Hoge Raad, 06-06-2014, ECLI:NL:HR:2014:1311, 13/05540
Hoge Raad, 06-06-2014, ECLI:NL:HR:2014:1311, 13/05540
Gegevens
- Instantie
- Hoge Raad
- Datum uitspraak
- 6 juni 2014
- Datum publicatie
- 6 juni 2014
- ECLI
- ECLI:NL:HR:2014:1311
- Formele relaties
- In cassatie op : ECLI:NL:GHARL:2013:7935
- Zaaknummer
- 13/05540
Inhoudsindicatie
HR: 81.1 RO.
Uitspraak
6 juni 2014
Nr. 13/05540
Arrest
gewezen op het beroep in cassatie van [X] B.V. te [Z] (hierna: belanghebbende) tegen de uitspraak van het Gerechtshof Arnhem-Leeuwarden van 15 oktober 2013, nr. 13/00276, op het hoger beroep van belanghebbende tegen een uitspraak van de Rechtbank Oost-Nederland (nr. AWB 12/1339) betreffende de aan belanghebbende over het tijdvak 1 januari 2008 tot en met 31 december 2008 opgelegde naheffingsaanslag in de loonheffingen.
1 Geding in cassatie
Belanghebbende heeft tegen ’s Hofs uitspraak beroep in cassatie ingesteld en daarbij een aantal klachten aangevoerd.
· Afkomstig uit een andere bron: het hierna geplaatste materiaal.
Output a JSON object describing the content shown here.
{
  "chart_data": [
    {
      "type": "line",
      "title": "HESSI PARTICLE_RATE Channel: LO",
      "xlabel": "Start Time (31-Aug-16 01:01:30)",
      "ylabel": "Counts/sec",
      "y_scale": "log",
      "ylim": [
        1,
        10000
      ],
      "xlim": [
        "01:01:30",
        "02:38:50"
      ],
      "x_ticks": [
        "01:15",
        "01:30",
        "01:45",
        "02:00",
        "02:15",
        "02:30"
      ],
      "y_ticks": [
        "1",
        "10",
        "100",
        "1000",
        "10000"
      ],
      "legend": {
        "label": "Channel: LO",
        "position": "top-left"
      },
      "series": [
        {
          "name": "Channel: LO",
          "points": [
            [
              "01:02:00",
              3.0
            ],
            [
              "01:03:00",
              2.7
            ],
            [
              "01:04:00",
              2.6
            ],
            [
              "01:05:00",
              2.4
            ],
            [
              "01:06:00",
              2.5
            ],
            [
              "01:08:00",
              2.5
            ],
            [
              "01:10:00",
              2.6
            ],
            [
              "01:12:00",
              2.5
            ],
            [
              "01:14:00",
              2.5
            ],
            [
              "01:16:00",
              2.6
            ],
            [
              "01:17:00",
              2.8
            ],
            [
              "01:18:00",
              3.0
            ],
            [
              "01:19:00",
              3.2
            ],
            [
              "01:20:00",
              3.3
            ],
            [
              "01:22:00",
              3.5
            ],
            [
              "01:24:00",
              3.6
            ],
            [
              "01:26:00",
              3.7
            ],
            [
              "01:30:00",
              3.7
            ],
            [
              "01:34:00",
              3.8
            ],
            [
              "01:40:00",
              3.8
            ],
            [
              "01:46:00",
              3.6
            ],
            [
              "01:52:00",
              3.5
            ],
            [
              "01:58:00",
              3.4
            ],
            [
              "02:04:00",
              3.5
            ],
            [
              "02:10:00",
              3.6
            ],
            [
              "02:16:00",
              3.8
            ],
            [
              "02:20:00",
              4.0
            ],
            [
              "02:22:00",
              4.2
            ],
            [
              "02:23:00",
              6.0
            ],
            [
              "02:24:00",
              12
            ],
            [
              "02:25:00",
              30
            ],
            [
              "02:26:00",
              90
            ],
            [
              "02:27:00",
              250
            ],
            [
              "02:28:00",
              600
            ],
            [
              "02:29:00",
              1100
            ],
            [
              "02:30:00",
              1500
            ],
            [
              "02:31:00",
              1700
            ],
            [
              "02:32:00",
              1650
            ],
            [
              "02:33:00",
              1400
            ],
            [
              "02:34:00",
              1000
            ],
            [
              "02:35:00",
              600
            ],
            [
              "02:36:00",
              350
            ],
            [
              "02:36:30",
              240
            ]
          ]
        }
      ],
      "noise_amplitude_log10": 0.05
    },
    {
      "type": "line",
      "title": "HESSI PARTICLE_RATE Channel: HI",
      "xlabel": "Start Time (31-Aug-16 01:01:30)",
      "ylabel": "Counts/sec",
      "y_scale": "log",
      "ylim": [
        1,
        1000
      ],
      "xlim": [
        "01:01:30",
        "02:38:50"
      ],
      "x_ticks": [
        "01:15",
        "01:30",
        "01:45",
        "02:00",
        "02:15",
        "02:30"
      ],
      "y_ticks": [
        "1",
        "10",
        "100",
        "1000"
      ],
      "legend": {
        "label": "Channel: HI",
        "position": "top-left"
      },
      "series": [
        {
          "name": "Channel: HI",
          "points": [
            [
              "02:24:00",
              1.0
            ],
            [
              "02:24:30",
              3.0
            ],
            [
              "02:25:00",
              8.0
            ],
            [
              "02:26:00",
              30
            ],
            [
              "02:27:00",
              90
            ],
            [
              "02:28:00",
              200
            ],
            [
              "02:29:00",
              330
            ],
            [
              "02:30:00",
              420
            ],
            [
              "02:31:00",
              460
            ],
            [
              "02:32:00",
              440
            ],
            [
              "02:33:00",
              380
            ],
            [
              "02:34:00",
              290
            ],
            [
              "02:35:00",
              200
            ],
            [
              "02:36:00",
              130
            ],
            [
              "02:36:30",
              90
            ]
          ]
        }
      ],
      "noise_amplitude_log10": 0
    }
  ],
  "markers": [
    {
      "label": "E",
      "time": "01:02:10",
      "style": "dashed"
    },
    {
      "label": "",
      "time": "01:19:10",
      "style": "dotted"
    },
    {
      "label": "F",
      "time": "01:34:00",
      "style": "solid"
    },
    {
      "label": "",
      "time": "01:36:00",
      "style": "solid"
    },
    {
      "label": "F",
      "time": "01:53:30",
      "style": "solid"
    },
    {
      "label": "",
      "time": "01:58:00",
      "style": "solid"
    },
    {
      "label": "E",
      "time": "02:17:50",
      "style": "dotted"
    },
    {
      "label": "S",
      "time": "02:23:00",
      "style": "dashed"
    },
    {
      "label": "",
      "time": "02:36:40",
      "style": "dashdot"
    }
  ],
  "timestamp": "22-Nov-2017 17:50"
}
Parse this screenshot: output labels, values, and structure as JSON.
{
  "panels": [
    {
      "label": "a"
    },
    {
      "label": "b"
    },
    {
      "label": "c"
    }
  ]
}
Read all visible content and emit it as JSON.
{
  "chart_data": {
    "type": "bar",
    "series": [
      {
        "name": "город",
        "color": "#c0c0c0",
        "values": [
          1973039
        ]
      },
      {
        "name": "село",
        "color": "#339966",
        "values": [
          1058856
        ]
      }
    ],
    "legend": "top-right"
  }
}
De Staatssecretaris van Financiën heeft een verweerschrift ingediend.
2 Beoordeling van de klachten
De klachten kunnen niet tot cassatie leiden. Dit behoeft, gezien artikel 81, lid 1, van de Wet op de rechterlijke organisatie, geen nadere motivering, nu de klachten niet nopen tot beantwoording van rechtsvragen in het belang van de rechtseenheid of de rechtsontwikkeling.
3 Proceskosten
De Hoge Raad acht geen termen aanwezig voor een veroordeling in de proceskosten.